Process Standardization - The New Business Imperative
I think this "process revolution" that Wladawsky-Berger discusses will soon emerge as an imperative for competitiveness in modern businesses. Its growth will be abetted by three management trends: an increased organizational emphasis on supply chain costs to produce a healthy return on invested capital, the increasingly information intensive nature of business processes and the increased representation of services in business revenues. Standardization of business processes helps to improve supply chain efficiency and performance and is aided by the information intensive nature of the process. The latter enables technology to be an integral part of the process, which in turn, renders automation and standardization easy. Finally, the increased emphasis on services facilitates rapid permeation of process standardization throughout the company.

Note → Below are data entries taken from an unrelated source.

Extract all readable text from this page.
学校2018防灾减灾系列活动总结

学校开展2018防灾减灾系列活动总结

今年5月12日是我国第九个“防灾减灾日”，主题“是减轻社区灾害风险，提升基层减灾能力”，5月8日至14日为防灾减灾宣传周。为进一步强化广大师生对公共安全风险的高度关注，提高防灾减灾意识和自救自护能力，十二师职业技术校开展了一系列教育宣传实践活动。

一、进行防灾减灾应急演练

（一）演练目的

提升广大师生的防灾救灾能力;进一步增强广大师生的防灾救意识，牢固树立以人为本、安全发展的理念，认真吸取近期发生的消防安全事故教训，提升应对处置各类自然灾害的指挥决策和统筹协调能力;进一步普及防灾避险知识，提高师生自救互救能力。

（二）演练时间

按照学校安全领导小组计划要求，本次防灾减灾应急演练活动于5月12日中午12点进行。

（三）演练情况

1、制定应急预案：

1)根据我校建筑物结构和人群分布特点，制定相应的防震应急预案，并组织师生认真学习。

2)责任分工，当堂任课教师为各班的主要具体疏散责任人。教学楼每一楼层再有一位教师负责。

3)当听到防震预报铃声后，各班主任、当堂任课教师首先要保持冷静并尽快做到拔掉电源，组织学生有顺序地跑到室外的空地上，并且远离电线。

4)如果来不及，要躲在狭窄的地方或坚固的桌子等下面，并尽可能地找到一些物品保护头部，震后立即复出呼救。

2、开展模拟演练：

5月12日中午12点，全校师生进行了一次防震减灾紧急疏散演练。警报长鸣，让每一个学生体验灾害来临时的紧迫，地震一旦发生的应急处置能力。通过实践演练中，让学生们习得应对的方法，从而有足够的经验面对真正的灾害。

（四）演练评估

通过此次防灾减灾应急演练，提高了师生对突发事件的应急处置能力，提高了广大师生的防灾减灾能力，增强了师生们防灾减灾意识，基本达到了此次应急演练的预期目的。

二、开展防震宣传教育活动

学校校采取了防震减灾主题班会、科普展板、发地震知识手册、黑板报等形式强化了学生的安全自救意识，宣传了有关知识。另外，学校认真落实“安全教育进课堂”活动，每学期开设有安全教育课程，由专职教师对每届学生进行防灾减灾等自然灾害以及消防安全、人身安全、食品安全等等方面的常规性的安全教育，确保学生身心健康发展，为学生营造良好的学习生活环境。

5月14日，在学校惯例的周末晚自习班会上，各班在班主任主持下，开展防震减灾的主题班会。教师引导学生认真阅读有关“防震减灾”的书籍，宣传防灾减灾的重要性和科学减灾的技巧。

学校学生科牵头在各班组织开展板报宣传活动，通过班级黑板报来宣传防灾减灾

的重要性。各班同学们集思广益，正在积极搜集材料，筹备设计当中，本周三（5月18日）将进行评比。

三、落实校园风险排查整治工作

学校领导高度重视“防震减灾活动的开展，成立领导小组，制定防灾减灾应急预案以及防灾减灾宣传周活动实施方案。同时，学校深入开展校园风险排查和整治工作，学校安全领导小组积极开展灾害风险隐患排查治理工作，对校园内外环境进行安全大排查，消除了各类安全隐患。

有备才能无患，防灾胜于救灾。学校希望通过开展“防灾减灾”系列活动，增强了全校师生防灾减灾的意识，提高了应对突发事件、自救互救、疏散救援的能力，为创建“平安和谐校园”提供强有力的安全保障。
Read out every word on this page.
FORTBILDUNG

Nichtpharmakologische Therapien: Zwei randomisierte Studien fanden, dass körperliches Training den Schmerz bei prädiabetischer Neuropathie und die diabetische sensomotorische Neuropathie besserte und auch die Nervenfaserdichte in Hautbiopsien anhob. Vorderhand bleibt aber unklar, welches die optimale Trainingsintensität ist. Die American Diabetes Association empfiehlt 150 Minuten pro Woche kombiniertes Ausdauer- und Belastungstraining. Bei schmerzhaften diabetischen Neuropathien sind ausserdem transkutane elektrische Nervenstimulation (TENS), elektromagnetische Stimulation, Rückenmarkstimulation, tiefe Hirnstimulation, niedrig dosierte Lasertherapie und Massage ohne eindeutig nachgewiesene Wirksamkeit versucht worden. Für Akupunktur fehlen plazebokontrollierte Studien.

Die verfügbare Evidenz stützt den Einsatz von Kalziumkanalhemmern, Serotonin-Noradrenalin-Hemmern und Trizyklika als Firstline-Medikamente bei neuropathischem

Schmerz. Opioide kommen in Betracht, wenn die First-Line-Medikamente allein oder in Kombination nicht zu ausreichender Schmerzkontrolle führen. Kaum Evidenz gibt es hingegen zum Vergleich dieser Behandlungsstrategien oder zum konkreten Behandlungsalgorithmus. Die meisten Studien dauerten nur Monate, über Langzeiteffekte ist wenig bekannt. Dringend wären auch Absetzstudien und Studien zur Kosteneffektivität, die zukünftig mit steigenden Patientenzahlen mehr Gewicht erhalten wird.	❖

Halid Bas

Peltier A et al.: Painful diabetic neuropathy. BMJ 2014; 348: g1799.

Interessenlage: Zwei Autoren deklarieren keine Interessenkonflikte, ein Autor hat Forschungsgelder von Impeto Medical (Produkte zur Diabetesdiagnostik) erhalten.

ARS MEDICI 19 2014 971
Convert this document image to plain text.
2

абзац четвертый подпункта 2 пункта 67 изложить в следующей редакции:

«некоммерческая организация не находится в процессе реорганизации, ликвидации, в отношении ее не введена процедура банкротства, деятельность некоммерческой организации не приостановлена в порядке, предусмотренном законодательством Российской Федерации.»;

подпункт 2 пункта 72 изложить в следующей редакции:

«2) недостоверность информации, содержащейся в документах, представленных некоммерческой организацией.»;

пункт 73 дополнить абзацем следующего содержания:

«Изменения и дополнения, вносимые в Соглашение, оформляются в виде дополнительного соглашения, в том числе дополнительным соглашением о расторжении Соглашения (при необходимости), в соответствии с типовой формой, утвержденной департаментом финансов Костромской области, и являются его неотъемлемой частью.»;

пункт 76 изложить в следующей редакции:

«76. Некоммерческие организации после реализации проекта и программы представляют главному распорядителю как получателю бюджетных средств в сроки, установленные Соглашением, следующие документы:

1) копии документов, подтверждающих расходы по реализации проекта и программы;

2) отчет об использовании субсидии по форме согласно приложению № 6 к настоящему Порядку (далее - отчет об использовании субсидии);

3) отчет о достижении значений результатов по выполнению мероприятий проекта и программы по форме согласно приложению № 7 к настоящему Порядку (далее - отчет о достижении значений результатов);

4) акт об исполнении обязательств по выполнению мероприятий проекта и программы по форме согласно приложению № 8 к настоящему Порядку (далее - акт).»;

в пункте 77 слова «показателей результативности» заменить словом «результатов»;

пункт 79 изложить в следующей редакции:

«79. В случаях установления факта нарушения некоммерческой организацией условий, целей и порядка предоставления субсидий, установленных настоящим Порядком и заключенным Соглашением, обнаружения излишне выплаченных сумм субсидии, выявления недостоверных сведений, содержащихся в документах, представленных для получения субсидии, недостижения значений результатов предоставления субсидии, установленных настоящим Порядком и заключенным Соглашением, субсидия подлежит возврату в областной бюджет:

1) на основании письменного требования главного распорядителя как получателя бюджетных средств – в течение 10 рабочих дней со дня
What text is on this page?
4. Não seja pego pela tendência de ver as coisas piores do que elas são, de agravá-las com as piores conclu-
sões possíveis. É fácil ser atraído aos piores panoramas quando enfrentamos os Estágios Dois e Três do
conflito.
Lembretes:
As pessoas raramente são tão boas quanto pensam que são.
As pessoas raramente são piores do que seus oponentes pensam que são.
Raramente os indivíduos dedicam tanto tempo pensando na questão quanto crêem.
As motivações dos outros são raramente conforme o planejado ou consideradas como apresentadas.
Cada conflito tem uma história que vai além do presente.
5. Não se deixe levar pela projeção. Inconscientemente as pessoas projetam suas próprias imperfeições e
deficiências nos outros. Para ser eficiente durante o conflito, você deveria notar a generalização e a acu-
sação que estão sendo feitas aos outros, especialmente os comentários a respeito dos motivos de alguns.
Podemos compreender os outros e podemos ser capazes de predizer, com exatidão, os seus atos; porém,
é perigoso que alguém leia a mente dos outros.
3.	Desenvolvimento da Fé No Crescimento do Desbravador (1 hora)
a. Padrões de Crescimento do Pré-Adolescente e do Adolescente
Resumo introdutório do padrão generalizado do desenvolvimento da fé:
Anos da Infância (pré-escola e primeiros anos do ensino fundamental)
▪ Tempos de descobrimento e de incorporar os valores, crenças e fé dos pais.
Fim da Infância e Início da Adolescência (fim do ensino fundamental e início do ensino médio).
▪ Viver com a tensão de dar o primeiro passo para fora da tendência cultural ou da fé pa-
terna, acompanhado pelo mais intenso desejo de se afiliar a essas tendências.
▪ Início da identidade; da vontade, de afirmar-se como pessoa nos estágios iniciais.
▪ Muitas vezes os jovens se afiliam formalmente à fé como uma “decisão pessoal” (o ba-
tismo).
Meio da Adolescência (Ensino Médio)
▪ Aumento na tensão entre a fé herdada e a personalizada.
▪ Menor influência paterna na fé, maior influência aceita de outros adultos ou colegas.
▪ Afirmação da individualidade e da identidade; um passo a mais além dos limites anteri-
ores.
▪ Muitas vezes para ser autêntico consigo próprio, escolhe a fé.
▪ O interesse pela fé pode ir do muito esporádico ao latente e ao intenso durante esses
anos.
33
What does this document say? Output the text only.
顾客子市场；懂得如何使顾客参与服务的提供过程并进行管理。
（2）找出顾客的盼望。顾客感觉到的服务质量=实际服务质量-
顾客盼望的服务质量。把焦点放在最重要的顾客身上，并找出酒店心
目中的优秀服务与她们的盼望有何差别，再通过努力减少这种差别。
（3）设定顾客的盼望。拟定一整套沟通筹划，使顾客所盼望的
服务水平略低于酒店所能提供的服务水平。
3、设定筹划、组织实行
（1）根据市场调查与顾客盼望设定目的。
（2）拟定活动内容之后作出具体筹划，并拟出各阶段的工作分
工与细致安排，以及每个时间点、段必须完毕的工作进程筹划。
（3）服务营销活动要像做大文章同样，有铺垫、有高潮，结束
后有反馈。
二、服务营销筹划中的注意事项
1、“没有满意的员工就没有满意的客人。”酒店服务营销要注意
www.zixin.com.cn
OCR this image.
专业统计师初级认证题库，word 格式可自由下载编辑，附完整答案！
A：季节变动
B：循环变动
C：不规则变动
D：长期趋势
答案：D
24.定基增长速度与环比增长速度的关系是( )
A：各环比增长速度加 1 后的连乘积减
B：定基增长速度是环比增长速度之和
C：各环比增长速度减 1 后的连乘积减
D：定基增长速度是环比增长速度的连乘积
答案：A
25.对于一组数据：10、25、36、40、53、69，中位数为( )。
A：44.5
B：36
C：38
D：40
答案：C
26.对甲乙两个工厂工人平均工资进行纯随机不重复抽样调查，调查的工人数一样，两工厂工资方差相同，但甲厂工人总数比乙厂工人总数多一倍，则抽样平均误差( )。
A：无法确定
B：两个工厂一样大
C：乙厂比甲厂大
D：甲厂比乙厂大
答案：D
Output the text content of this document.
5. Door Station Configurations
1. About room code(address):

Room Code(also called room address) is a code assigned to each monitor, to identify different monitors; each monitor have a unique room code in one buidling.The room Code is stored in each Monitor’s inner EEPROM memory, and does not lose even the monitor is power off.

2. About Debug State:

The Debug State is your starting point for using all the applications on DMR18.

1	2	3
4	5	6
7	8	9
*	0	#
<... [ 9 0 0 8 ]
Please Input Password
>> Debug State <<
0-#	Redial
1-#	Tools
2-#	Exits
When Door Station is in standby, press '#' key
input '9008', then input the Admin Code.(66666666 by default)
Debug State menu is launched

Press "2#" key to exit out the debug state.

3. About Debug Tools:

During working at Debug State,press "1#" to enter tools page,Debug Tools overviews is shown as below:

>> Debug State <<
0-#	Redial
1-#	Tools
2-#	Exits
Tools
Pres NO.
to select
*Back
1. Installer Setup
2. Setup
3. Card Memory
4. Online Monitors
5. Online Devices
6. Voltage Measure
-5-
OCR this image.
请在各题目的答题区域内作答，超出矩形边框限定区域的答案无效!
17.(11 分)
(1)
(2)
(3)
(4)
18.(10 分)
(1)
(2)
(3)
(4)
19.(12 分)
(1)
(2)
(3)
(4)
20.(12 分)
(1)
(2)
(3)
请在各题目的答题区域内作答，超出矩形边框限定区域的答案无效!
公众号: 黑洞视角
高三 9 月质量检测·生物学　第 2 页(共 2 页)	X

Wladawsky-Berger states that standardization will occur for business processes "where differentiation brings little or no incremental value". But, process standardization may well give rise to a class of service providers that, while competing along dimensions of process expertise, best practices and business improvement, may level the playing field sooner and across a wide range of business processes. Therefore, while I agree that process standardization will engender the culture of innovation that Wladawsky-Berger mentions, I also think it improves management focus and reinforces the rise of a new class of function-based companies. Competitive advantage in this emerging class will stem from clarity of understanding on what core functions drive competitive advantage in an industry, and using outsourcing as a tool for process standardization and as a lever to develop scale and skill in such core functions.